M, stones and iron breaks

PowerBI is the Microsoft offer for applied Business Intelligence. To abstract that solution in a raw way, it can be seen as a front and back end part. Even more raw, the involved languages for both parts are respectively DAX and M. M serves as query language, which means querying various databases and preprocessing that data into a format that is then later used by the front end visuals.

As a query language, M brings, if implemented consequently, a clear and stepwise data processing. A lot of those steps can even be created through the back office tool - PowerBI Query Editor - visual elements and buttons. Later for fine tuning those visually created steps can be modified by the Advanced Editor. In that very raw IDE, the steps are finally written as M code. The default variable naming, generated through the visual approach are not the most readable ones. Already this fact makes it worth to have a look into or write the M code directly by hand.

This very structured approach has some pecularities though. Besides that issue, that the Advanced Editor is not a real IDE, some of the concepts which come very natural in other languages, do not come that natural in M. At least not from first sight. One of those concepts, that come surprisingly special is the for-loop.

M includes the concept of objects and functions on that objects. When it comes to non standard uses cases, which shall be presented here through an example, some implementations comenot too intuitively. One of those classes that M has, is called List. A list is an object containing N elements of the same type. In the following example, the list includes timestamps, which forms another class DateTime in M. In case one wants to calculate the time delta between every two sequential timestamps, i.e. timestamp_1 - timestamp_0, timestamp_3 - timestamp_2, timestamp_5 - timestamp_4, etc., with the final aim of calculating the total amount of those time deltas, then a for-loop can be a simple approach. A use case could that those timestamps are in and out times of a alternating process and one wants to calcuate the times to calculate the money spent in the meanwhile. Another approach would be to create a data type e.g. Alternation with in and out time as property and a function on that class which returns the delta. But the fastest way probably remains the iteration on the List object.

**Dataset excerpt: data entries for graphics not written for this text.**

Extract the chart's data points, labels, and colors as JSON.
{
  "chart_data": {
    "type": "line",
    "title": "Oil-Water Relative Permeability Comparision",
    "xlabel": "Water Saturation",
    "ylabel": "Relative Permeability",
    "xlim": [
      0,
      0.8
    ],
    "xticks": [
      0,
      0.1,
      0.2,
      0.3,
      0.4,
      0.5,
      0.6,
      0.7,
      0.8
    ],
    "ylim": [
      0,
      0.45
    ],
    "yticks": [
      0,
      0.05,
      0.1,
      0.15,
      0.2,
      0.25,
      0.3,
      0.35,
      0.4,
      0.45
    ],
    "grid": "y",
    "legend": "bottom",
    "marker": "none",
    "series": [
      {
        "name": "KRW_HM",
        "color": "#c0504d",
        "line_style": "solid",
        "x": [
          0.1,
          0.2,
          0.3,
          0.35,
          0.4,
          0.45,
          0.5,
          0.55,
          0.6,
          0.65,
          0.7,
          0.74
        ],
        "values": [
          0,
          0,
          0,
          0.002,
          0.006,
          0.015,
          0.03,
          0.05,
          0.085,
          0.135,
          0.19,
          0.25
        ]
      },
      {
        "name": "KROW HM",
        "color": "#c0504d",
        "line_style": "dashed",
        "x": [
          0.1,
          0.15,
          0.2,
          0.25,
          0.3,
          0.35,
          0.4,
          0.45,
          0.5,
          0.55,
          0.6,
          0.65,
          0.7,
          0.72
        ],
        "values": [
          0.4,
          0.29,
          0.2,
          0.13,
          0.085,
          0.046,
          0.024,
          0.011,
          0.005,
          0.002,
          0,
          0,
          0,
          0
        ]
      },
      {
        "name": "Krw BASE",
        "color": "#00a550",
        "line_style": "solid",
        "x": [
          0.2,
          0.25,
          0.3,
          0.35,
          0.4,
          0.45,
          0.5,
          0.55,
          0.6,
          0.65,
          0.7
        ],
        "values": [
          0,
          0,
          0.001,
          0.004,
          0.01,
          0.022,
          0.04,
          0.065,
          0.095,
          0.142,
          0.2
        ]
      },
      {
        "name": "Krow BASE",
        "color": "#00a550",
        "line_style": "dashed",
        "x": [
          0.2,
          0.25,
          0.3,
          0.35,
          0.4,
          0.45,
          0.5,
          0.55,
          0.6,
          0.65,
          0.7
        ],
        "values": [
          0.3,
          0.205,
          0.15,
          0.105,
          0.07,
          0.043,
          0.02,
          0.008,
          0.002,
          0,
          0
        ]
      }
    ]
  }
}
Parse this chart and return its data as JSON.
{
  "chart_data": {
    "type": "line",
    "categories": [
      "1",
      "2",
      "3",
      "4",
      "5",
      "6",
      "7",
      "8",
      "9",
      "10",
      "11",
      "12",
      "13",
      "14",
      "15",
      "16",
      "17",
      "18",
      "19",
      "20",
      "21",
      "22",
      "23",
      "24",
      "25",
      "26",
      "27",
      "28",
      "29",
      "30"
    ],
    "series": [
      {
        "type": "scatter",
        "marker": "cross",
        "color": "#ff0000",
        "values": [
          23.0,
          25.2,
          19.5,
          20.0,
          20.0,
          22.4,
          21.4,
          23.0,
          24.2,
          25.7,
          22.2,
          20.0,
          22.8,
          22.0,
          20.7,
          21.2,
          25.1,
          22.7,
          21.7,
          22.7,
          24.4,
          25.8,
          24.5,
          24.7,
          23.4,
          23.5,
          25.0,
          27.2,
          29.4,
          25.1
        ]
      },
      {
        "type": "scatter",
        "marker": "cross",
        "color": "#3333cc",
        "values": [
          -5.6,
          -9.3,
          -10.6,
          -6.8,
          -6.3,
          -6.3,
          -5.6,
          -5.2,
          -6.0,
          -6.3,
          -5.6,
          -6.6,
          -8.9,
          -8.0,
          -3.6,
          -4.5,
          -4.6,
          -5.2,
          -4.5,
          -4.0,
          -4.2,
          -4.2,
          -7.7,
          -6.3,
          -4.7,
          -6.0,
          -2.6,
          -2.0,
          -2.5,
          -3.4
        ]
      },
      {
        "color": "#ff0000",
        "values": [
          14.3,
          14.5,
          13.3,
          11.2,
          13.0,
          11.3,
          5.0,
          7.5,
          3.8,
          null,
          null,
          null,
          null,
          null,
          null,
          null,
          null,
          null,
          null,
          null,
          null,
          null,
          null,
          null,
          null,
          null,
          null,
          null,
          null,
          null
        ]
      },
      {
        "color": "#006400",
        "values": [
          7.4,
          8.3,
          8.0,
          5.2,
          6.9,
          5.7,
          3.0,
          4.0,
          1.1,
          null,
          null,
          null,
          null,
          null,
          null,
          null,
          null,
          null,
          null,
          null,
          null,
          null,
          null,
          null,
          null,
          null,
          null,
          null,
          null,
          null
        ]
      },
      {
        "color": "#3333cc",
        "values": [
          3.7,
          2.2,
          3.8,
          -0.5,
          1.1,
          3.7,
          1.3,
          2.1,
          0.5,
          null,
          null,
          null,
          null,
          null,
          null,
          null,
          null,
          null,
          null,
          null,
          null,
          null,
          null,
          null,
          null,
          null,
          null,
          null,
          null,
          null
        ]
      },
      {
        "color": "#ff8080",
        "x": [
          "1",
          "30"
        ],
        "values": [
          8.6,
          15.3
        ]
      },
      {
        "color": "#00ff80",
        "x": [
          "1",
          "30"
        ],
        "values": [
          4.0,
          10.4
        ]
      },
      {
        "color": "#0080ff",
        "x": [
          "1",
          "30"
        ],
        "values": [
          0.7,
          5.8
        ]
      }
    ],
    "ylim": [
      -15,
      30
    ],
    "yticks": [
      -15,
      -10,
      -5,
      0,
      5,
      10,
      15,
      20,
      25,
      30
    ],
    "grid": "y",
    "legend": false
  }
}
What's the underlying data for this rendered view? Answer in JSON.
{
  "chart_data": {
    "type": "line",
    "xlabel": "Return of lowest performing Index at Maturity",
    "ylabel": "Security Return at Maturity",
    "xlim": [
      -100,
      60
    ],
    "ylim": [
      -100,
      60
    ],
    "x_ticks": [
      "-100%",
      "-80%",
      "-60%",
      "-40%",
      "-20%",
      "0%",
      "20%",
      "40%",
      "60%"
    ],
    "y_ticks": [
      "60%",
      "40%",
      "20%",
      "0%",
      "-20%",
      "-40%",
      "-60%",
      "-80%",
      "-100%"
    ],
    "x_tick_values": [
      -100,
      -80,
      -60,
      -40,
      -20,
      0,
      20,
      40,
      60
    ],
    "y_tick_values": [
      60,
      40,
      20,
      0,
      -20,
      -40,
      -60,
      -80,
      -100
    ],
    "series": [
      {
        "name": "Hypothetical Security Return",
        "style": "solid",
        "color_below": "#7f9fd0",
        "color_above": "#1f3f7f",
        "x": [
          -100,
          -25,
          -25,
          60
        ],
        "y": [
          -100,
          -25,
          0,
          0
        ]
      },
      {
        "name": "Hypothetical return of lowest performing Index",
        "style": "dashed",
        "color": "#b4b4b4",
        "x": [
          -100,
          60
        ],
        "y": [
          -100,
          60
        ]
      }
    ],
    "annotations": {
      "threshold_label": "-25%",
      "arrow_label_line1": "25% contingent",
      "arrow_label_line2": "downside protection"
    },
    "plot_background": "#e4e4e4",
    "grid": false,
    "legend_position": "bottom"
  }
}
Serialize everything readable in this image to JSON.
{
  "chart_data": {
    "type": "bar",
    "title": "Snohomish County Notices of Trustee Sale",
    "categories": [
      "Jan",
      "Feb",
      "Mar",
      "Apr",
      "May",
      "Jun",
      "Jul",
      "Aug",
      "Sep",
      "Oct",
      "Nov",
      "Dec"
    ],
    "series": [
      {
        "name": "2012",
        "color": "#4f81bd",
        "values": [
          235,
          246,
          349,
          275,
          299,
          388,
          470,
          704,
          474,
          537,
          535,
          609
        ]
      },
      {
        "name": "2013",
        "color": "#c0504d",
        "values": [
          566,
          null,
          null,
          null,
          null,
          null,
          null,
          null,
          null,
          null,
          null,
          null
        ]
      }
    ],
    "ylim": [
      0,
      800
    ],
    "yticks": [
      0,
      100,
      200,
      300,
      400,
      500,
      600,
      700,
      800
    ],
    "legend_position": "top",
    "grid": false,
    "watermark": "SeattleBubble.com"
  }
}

To calculate this sum of deltas, a first step is to hand over the list of timestamps to a function, defined to solve the described problem called fxCalcDeltaSum. The list of timestamps will be present in each row of a column called Timestamps. After the transformation on that column, it might make sense to call it Timedeltas afterwards through Table.RenameColumns(). The idea is, to first generate a list of accumulated deltas and then take the last value from that list. This can easily been done through the List function List.Last() Another approach would be to create a list of deltas and then sum up all the list elements.

              
                preprocTable = < Code to generate time deltas lists >,
                timeDeltaSum = Table.TransformColum(
                  preprocTable,
                  "Timestamps",
                  fxCalcDeltaSum),

                fxCalcDeltaSum = ( ls as list ) =>
                let 
                  acc = List.Generate(
                  ),
                  lastAcc = List.Last(acc)
                in
                  lastAcc
              
            
The calculation of the delta logic and finally the for loop has to be included into the List.Generate() function.
              
                preprocTable = < Code to generate time deltas lists >,
                timeDeltaSum = Table.TransformColum(
                  preprocTable,
                  "Timestamps",
                  fxCalcDeltaSum),

                fxCalcDeltaSum = ( ls as list ) =>
                let 
                  acc = List.Generate(
                    () => [acc = #duration(0, 0, 0, 0), i=0],
                    each [i] < List.Count(ls),
                    each if (List.Count(ls)>1) and 
                            (Number.Mod([i], 2)=0) then 
                            [acc = [acc] + ls{[i]+1} - ls{[i]}, i=[i]+1]
                      else
                            [acc = [acc], i=[i]+1]
                    each [acc]
                  ),
                  lastAcc = List.Last(acc)
                in
                  lastAcc
              
            

The for-loop, realized through the List function starts with an initial condition. Here, two elements acc and i are initialized, which will be updated during the iteration of the for-loop. The second term after the first each, describes the stop condition. In that case each element of the given list ls should be processed, so after List.Count(ls) elements, the for-loop is finished. This obviously has the consequence, that i has to be updated per iteration. This is done in the section of the second each. In M terminology this is called next. To define what happens next and what will be checked by the condition. The last each, is called selector. This one is optional and only of usage in case of multiple arguments in the intial. As this is the case and the iterator i is not of further usage, only acc has to be accumulated.

The initially logic is packed into the second each section. First a list with one single element cannot have a delta with the following one. So this is the first exclusion criteria. Besides that every second element is chosen for a calculation through the Modulo function of the Number object type. The delta is finally determined through ls{[i]+1} - ls{[i]}, so the choosen list element by the modulo and its following one.